STARJOGJA.COM-JOGJA. Center for Tropical Medicine UGM menyoroti pentingnya memahami bahwa setiap individu memiliki respon yang berbeda terhadap Bullying Sekolah.
Ada sejumlah dampak perundungan (bullying) di sekolah serta kemungkinan masalah yang ditimbulkannya pada siswa.
Erin Ratna Kustanti, M.Psi, Psikolog Klinis dari Fakultas Psikologi UGM, menyoroti pentingnya memahami bahwa setiap individu memiliki respon yang berbeda terhadap perundungan.
“Reaksi terhadap perundungan dapat bervariasi tergantung pada karakteristik pribadi masing-masing individu. Hal ini dapat berdampak pada kesehatan mental, dan risiko kesehatan mental yang berhubungan dengan perundungan dari satu individu ke individu lain,” jelasnya.
Sementara itu, terdapat perbedaan signifikan antara perundungan dan konflik sederhana seperti tawuran, hal tersebut tidak dikatakan bullying, karena biasanya melibatkan pihak-pihak dengan kekuatan yang seimbang. Sedangkan, dalam perundungan, korban cenderung menjadi pihak yang sangat lemah.
“Sekarang, bentuk perundungan telah berkembang dengan adanya cyberbullying, di mana tindakan tersebut terjadi hanya sekali, tetapi efeknya dapat menyebar luas melalui internet. Ada berbagai cara dalam cyberbullying, seperti reposting pesan atau gambar yang merendahkan, menyebarkan informasi palsu, dan lainnya,” tambahnya.

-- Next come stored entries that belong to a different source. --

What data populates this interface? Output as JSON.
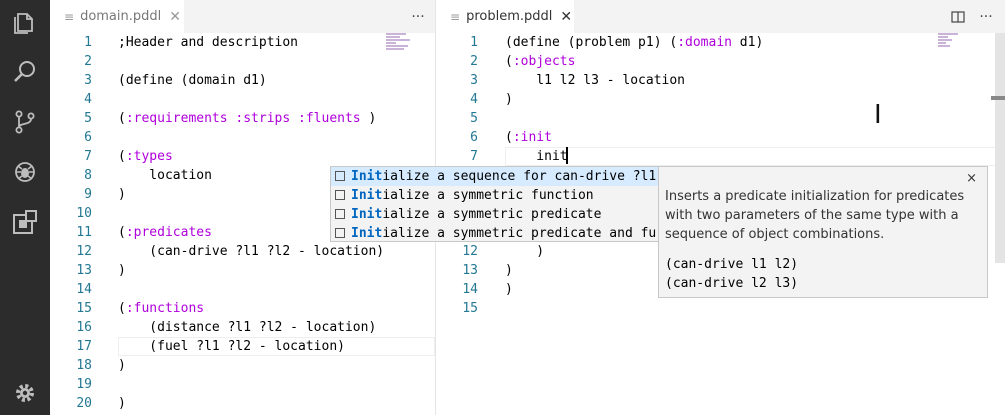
{
  "left_editor": {
    "tab": {
      "filename": "domain.pddl",
      "close": "✕",
      "more": "···"
    },
    "lines": [
      {
        "n": "1",
        "segments": [
          {
            "t": ";Header and description",
            "k": "plain"
          }
        ]
      },
      {
        "n": "2",
        "segments": []
      },
      {
        "n": "3",
        "segments": [
          {
            "t": "(define (domain d1)",
            "k": "plain"
          }
        ]
      },
      {
        "n": "4",
        "segments": []
      },
      {
        "n": "5",
        "segments": [
          {
            "t": "(",
            "k": "plain"
          },
          {
            "t": ":requirements :strips :fluents",
            "k": "kw"
          },
          {
            "t": " )",
            "k": "plain"
          }
        ]
      },
      {
        "n": "6",
        "segments": []
      },
      {
        "n": "7",
        "segments": [
          {
            "t": "(",
            "k": "plain"
          },
          {
            "t": ":types",
            "k": "kw"
          }
        ]
      },
      {
        "n": "8",
        "segments": [
          {
            "t": "    location",
            "k": "plain"
          }
        ]
      },
      {
        "n": "9",
        "segments": [
          {
            "t": ")",
            "k": "plain"
          }
        ]
      },
      {
        "n": "10",
        "segments": []
      },
      {
        "n": "11",
        "segments": [
          {
            "t": "(",
            "k": "plain"
          },
          {
            "t": ":predicates",
            "k": "kw"
          }
        ]
      },
      {
        "n": "12",
        "segments": [
          {
            "t": "    (can-drive ?l1 ?l2 - location)",
            "k": "plain"
          }
        ]
      },
      {
        "n": "13",
        "segments": [
          {
            "t": ")",
            "k": "plain"
          }
        ]
      },
      {
        "n": "14",
        "segments": []
      },
      {
        "n": "15",
        "segments": [
          {
            "t": "(",
            "k": "plain"
          },
          {
            "t": ":functions",
            "k": "kw"
          }
        ]
      },
      {
        "n": "16",
        "segments": [
          {
            "t": "    (distance ?l1 ?l2 - location)",
            "k": "plain"
          }
        ]
      },
      {
        "n": "17",
        "segments": [
          {
            "t": "    (fuel ?l1 ?l2 - location)",
            "k": "plain"
          }
        ]
      },
      {
        "n": "18",
        "segments": [
          {
            "t": ")",
            "k": "plain"
          }
        ]
      },
      {
        "n": "19",
        "segments": []
      },
      {
        "n": "20",
        "segments": [
          {
            "t": ")",
            "k": "plain"
          }
        ]
      }
    ]
  },
  "right_editor": {
    "tab": {
      "filename": "problem.pddl",
      "close": "✕",
      "split": "split-editor-icon",
      "more": "···"
    },
    "lines": [
      {
        "n": "1",
        "segments": [
          {
            "t": "(define (problem p1) (",
            "k": "plain"
          },
          {
            "t": ":domain",
            "k": "kw"
          },
          {
            "t": " d1)",
            "k": "plain"
          }
        ]
      },
      {
        "n": "2",
        "segments": [
          {
            "t": "(",
            "k": "plain"
          },
          {
            "t": ":objects",
            "k": "kw"
          }
        ]
      },
      {
        "n": "3",
        "segments": [
          {
            "t": "    l1 l2 l3 - location",
            "k": "plain"
          }
        ]
      },
      {
        "n": "4",
        "segments": [
          {
            "t": ")",
            "k": "plain"
          }
        ]
      },
      {
        "n": "5",
        "segments": []
      },
      {
        "n": "6",
        "segments": [
          {
            "t": "(",
            "k": "plain"
          },
          {
            "t": ":init",
            "k": "kw"
          }
        ]
      },
      {
        "n": "7",
        "segments": [
          {
            "t": "    init",
            "k": "plain"
          }
        ]
      },
      {
        "n": "12",
        "segments": [
          {
            "t": "    )",
            "k": "plain"
          }
        ]
      },
      {
        "n": "13",
        "segments": [
          {
            "t": ")",
            "k": "plain"
          }
        ]
      },
      {
        "n": "14",
        "segments": [
          {
            "t": ")",
            "k": "plain"
          }
        ]
      },
      {
        "n": "15",
        "segments": []
      }
    ]
  },
  "suggest": {
    "match": "Init",
    "items": [
      {
        "rest": "ialize a sequence for can-drive ?l1",
        "selected": true
      },
      {
        "rest": "ialize a symmetric function",
        "selected": false
      },
      {
        "rest": "ialize a symmetric predicate",
        "selected": false
      },
      {
        "rest": "ialize a symmetric predicate and fu",
        "selected": false
      }
    ]
  },
  "details": {
    "close": "×",
    "description": "Inserts a predicate initialization for predicates with two parameters of the same type with a sequence of object combinations.",
    "example": [
      "(can-drive l1 l2)",
      "(can-drive l2 l3)"
    ]
  },
  "activity_bar": [
    "files-icon",
    "search-icon",
    "source-control-icon",
    "debug-icon",
    "extensions-icon",
    "settings-gear-icon"
  ],
  "colors": {
    "keyword": "#af00db",
    "line_number": "#237893",
    "activity_bar": "#2c2c2c",
    "suggest_highlight": "#0066bf"
  }
}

Ketika perundungan terjadi di sekolah, sebagian besar kasus melibatkan sesi mediasi antara pelaku dan korban. Namun, tidak semua kasus terselesaikan dengan baik, dan ini bisa menyebabkan ketidakpuasan yang berlarut-larut. Banyak sekolah belum memiliki pendekatan yang efektif, mengakibatkan korban memilih untuk keluar dari sekolah.

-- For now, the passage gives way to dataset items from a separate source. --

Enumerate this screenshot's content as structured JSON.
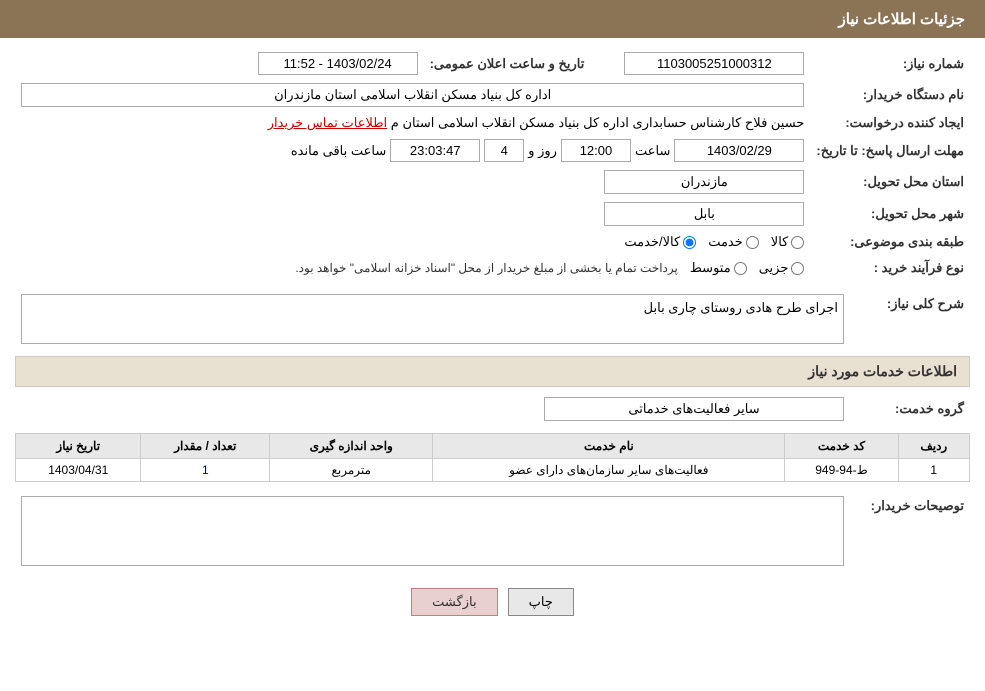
{
  "page": {
    "title": "جزئیات اطلاعات نیاز"
  },
  "header": {
    "label": "جزئیات اطلاعات نیاز"
  },
  "fields": {
    "need_number_label": "شماره نیاز:",
    "need_number_value": "1103005251000312",
    "date_label": "تاریخ و ساعت اعلان عمومی:",
    "date_value": "1403/02/24 - 11:52",
    "organization_label": "نام دستگاه خریدار:",
    "organization_value": "اداره کل بنیاد مسکن انقلاب اسلامی استان مازندران",
    "creator_label": "ایجاد کننده درخواست:",
    "creator_value": "حسین فلاح کارشناس حسابداری اداره کل بنیاد مسکن انقلاب اسلامی استان م",
    "contact_link": "اطلاعات تماس خریدار",
    "deadline_label": "مهلت ارسال پاسخ: تا تاریخ:",
    "deadline_date": "1403/02/29",
    "deadline_time_label": "ساعت",
    "deadline_time": "12:00",
    "deadline_day_label": "روز و",
    "deadline_days": "4",
    "deadline_remaining_label": "ساعت باقی مانده",
    "deadline_remaining": "23:03:47",
    "province_label": "استان محل تحویل:",
    "province_value": "مازندران",
    "city_label": "شهر محل تحویل:",
    "city_value": "بابل",
    "category_label": "طبقه بندی موضوعی:",
    "category_radio1": "کالا",
    "category_radio2": "خدمت",
    "category_radio3": "کالا/خدمت",
    "purchase_type_label": "نوع فرآیند خرید :",
    "purchase_radio1": "جزیی",
    "purchase_radio2": "متوسط",
    "purchase_notice": "پرداخت تمام یا بخشی از مبلغ خریدار از محل \"اسناد خزانه اسلامی\" خواهد بود.",
    "description_section": "شرح کلی نیاز:",
    "description_value": "اجرای طرح هادی روستای چاری بابل",
    "services_section": "اطلاعات خدمات مورد نیاز",
    "service_group_label": "گروه خدمت:",
    "service_group_value": "سایر فعالیت‌های خدماتی",
    "table": {
      "col_row": "ردیف",
      "col_code": "کد خدمت",
      "col_name": "نام خدمت",
      "col_unit": "واحد اندازه گیری",
      "col_qty": "تعداد / مقدار",
      "col_date": "تاریخ نیاز",
      "rows": [
        {
          "row": "1",
          "code": "ط-94-949",
          "name": "فعالیت‌های سایر سازمان‌های دارای عضو",
          "unit": "مترمربع",
          "qty": "1",
          "date": "1403/04/31"
        }
      ]
    },
    "buyer_desc_label": "توصیحات خریدار:",
    "buyer_desc_value": ""
  },
  "buttons": {
    "print": "چاپ",
    "back": "بازگشت"
  }
}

Terdapat empat bentuk perundungan yang umum terlihat, yaitu perundungan fisik, verbal, sosial, dan cyberbullying. Perundungan fisik mencakup tindakan seperti memukul, menendang, dan menjambak. Perundungan verbal melibatkan cacian dan ejekan. Perundungan sosial melibatkan pengucilan seseorang dalam kelompok teman-teman mereka, sementara cyberbullying melibatkan ancaman dan pelecehan melalui teknologi.
Dampak psikologis yang ditimbulkan pada korban perundungan sangat beragam. Mereka dapat mengalami ketakutan, penurunan nafsu makan, gangguan tidur, depresi, dan bahkan perilaku merusak diri atau pemikiran bunuh diri. Selain itu, korban bisa berpotensi menjadi pelaku perundungan di masa depan karena adanya perasaan dendam.

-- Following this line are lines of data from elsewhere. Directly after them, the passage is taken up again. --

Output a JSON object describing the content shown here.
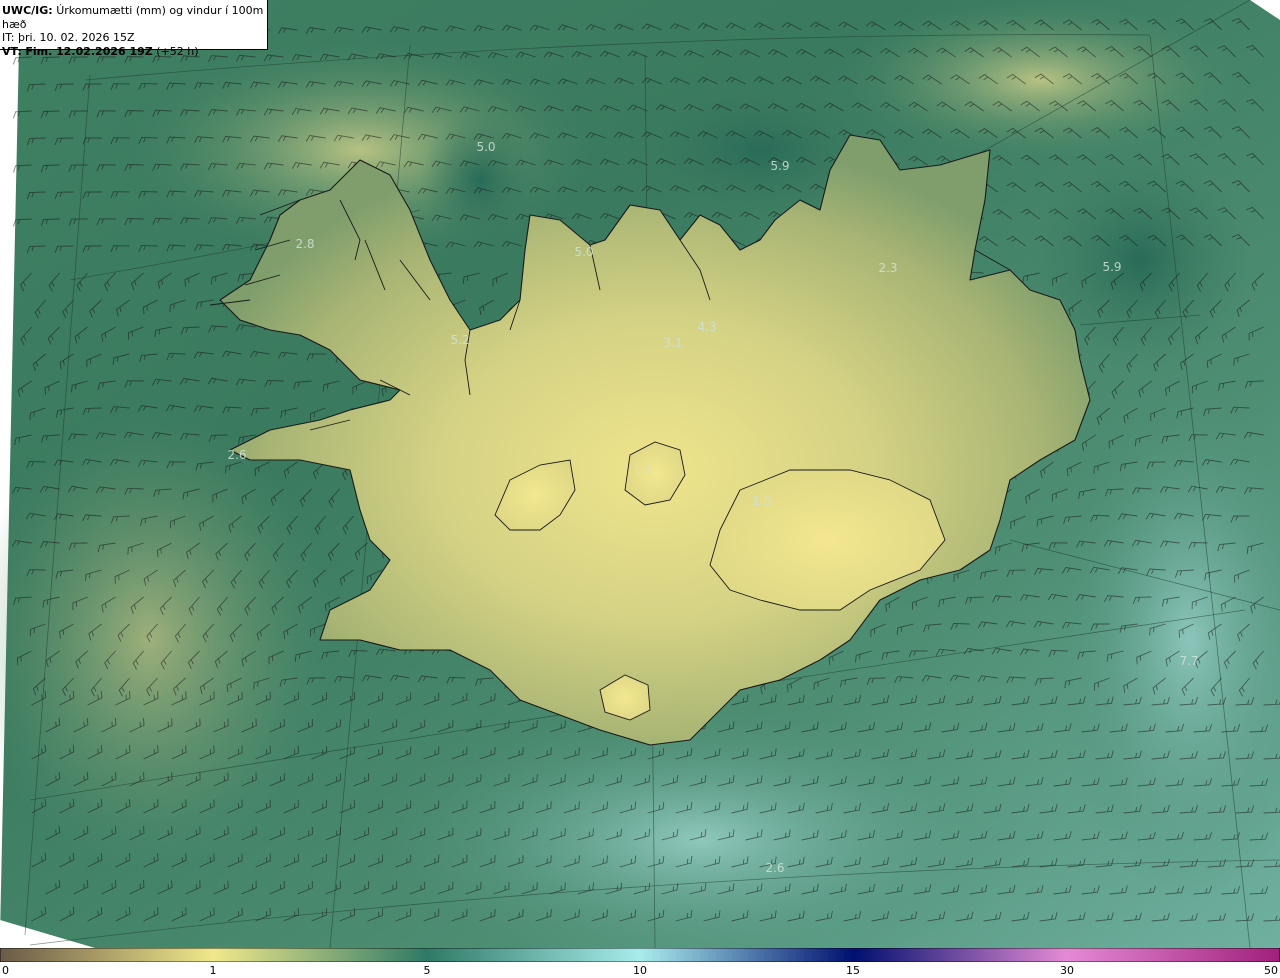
{
  "header": {
    "model": "UWC/IG:",
    "title": "Úrkomumætti (mm) og vindur í 100m hæð",
    "it_prefix": "IT:",
    "it_value": "þri. 10. 02. 2026 15Z",
    "vt_prefix": "VT:",
    "vt_value": "Fim. 12.02.2026 19Z",
    "vt_lead": "(+52 h)"
  },
  "colorbar": {
    "labels": [
      "0",
      "1",
      "5",
      "10",
      "15",
      "30",
      "50"
    ],
    "values": [
      0,
      1,
      5,
      10,
      15,
      30,
      50
    ],
    "colors": [
      "#6b5a48",
      "#f0e88a",
      "#2f7a66",
      "#a8ecec",
      "#001070",
      "#e48ad4",
      "#a0207a"
    ]
  },
  "map_values": [
    {
      "label": "5.0"
    },
    {
      "label": "5.9"
    },
    {
      "label": "2.8"
    },
    {
      "label": "5.0"
    },
    {
      "label": "2.3"
    },
    {
      "label": "5.9"
    },
    {
      "label": "5.2"
    },
    {
      "label": "4.3"
    },
    {
      "label": "3.1"
    },
    {
      "label": "2.6"
    },
    {
      "label": "1.1"
    },
    {
      "label": "1.0"
    },
    {
      "label": "7.7"
    },
    {
      "label": "2.6"
    }
  ],
  "colors": {
    "ocean_dark": "#2a6f5a",
    "ocean_mid": "#4a8a68",
    "ocean_light": "#6aa98a",
    "land_low": "#9aa86a",
    "land_high": "#e8e28a",
    "coast": "#1a1a1a"
  }
}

Keluarga dengan pola pengasuhan disfungsional, orang tua yang kurang memahami kebutuhan anak-anak mereka, atau pola komunikasi yang buruk, dapat menjadi faktor risiko yang signifikan. Begitu juga dengan iklim di sekolah dan pengaruh teman sebaya yang pro terhadap perundungan,” ungkapnya.
“Saat ini informasi tentang parenting sudah mudah diakses melalui gadget, dan ada banyak program pendidikan parenting yang dapat diikuti oleh orang tua. Hal ini bertujuan untuk membantu keluarga dalam memahami dan menerapkan pola pengasuhan yang sehat,” pungkas Erin.